Multilingual phoneme to grapheme conversion system based on HMM

P. A. Rentzepopoulos, George K. Kokkinakis

A phoneme to grapheme conversion system which is based on Hidden Markov Models and on the Viterbi algorithm is presented. Being an entirely statistical method, the conversion does not need a dictionary, resulting in a system which can handle any word of a given language. The language model is created from a verticalized text which contains both the graphemic and the phonemic form of each word. The size of the training text sufficient for a good performance of the algorithm is not big (the transition matrix is saturated after about 30-40 thousand words).

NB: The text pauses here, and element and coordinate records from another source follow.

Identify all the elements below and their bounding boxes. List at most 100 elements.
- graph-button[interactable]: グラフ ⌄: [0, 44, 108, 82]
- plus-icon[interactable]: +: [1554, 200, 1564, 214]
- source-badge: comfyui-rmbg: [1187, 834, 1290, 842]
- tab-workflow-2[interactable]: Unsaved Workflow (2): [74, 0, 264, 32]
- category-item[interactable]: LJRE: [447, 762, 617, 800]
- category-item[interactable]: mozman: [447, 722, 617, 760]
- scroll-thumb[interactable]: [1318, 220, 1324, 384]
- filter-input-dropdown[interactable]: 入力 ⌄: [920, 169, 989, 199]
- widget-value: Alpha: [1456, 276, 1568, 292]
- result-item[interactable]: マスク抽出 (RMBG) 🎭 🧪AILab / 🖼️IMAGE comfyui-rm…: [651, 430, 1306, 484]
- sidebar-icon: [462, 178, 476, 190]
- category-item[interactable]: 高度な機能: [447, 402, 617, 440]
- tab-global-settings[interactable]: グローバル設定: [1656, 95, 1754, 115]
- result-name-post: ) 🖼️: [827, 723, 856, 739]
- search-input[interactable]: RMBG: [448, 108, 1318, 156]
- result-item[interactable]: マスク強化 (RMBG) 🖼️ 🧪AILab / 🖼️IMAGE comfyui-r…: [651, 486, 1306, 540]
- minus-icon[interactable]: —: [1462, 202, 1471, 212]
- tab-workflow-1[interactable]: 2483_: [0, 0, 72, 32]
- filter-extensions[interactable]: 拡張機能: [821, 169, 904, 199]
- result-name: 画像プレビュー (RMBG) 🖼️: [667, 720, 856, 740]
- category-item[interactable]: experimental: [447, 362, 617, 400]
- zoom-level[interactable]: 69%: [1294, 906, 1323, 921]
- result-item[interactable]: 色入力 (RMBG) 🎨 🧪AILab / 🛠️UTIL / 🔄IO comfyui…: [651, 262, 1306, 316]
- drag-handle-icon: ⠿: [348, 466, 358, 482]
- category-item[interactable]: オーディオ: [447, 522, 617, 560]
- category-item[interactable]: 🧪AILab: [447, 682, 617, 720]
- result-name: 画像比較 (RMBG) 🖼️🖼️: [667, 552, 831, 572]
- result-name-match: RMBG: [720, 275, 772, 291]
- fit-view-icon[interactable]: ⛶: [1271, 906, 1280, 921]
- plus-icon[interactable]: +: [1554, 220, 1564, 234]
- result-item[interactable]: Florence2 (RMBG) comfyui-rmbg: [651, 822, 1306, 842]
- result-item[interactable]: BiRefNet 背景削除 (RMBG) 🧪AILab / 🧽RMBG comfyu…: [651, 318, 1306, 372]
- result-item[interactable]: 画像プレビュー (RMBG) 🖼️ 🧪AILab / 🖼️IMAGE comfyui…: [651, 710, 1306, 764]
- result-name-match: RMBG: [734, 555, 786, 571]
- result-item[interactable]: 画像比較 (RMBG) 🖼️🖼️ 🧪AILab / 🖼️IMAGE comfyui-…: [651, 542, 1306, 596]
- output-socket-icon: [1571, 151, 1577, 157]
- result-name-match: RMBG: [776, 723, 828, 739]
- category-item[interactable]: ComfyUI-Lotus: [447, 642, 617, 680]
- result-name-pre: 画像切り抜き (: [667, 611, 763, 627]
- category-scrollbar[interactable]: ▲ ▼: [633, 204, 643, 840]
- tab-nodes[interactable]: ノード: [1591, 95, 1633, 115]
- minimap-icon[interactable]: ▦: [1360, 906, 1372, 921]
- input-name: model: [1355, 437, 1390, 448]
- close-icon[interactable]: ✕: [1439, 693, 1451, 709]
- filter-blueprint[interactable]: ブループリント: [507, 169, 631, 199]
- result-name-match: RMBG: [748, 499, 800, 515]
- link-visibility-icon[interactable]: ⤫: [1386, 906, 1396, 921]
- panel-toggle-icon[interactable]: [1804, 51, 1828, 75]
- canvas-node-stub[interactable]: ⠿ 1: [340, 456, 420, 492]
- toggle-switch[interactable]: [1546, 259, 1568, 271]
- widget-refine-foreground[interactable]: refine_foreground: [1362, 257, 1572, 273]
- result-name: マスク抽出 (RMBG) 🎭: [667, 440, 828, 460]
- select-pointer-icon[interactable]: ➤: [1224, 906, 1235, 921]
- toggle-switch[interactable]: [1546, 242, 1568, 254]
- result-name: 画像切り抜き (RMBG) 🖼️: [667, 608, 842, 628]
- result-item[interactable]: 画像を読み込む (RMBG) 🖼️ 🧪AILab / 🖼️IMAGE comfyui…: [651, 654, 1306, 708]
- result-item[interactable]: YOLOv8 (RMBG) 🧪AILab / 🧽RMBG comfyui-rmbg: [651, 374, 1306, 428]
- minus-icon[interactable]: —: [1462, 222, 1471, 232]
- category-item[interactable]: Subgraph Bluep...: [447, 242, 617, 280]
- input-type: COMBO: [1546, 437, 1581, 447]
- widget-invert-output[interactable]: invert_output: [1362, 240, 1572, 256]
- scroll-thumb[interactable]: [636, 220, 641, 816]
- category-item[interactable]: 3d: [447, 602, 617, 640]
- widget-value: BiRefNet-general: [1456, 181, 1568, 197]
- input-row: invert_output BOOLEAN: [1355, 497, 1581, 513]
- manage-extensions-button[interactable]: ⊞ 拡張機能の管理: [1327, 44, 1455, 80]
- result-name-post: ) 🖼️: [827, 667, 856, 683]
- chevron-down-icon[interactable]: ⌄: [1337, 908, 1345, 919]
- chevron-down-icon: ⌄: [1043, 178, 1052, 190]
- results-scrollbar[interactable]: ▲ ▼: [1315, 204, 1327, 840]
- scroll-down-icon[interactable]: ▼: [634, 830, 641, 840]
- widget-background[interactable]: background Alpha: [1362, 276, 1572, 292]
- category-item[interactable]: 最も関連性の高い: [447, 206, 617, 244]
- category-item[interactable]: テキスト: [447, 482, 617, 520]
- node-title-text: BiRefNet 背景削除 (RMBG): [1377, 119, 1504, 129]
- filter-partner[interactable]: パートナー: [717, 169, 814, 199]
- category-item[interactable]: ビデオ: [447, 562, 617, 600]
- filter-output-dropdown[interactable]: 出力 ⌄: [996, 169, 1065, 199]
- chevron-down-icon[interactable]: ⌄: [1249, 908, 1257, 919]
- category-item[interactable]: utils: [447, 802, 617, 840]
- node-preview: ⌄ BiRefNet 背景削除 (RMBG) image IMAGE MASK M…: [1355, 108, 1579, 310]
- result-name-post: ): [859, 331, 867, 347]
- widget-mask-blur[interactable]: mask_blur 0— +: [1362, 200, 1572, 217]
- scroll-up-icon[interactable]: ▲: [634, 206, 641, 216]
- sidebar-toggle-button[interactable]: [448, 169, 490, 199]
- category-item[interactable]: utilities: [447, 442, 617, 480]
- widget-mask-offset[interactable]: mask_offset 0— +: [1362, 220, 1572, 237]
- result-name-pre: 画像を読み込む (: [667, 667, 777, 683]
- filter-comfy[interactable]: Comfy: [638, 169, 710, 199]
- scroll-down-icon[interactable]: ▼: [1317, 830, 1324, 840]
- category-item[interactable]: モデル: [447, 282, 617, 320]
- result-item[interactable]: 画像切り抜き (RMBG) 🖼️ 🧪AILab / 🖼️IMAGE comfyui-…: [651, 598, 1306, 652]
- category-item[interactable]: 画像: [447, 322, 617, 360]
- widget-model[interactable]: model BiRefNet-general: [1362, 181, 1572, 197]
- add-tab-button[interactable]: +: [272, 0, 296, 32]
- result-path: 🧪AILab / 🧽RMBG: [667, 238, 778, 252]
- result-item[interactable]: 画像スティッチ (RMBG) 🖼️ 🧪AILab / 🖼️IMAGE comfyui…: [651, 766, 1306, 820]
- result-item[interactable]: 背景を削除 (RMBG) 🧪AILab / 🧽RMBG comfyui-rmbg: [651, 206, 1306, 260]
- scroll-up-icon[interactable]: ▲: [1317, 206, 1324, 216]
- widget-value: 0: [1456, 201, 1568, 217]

It must also be noted that there is no need for an expert for the training since this is done automatically. Considering that the training procedure is done off line, the proposed algorithm has many advantages: it is fast, it does not need large amount of memory and responds linearly to the length of the input word. Furthermore it does not need a language model to disambiguate homophones. Finally it is mainly language independent and so it can be applied to any language with only minor modifications. This system was initially tested on the Greek language. Afterwards, the system was also tested on Italian, French, English and German with various success rates depending on the language specific parameters. In this paper, the results of the tests on the above languages are presented and evaluated taking into account the various parameters of the system. This system is also compared to a phoneme to grapheme conversion system which is based on rules.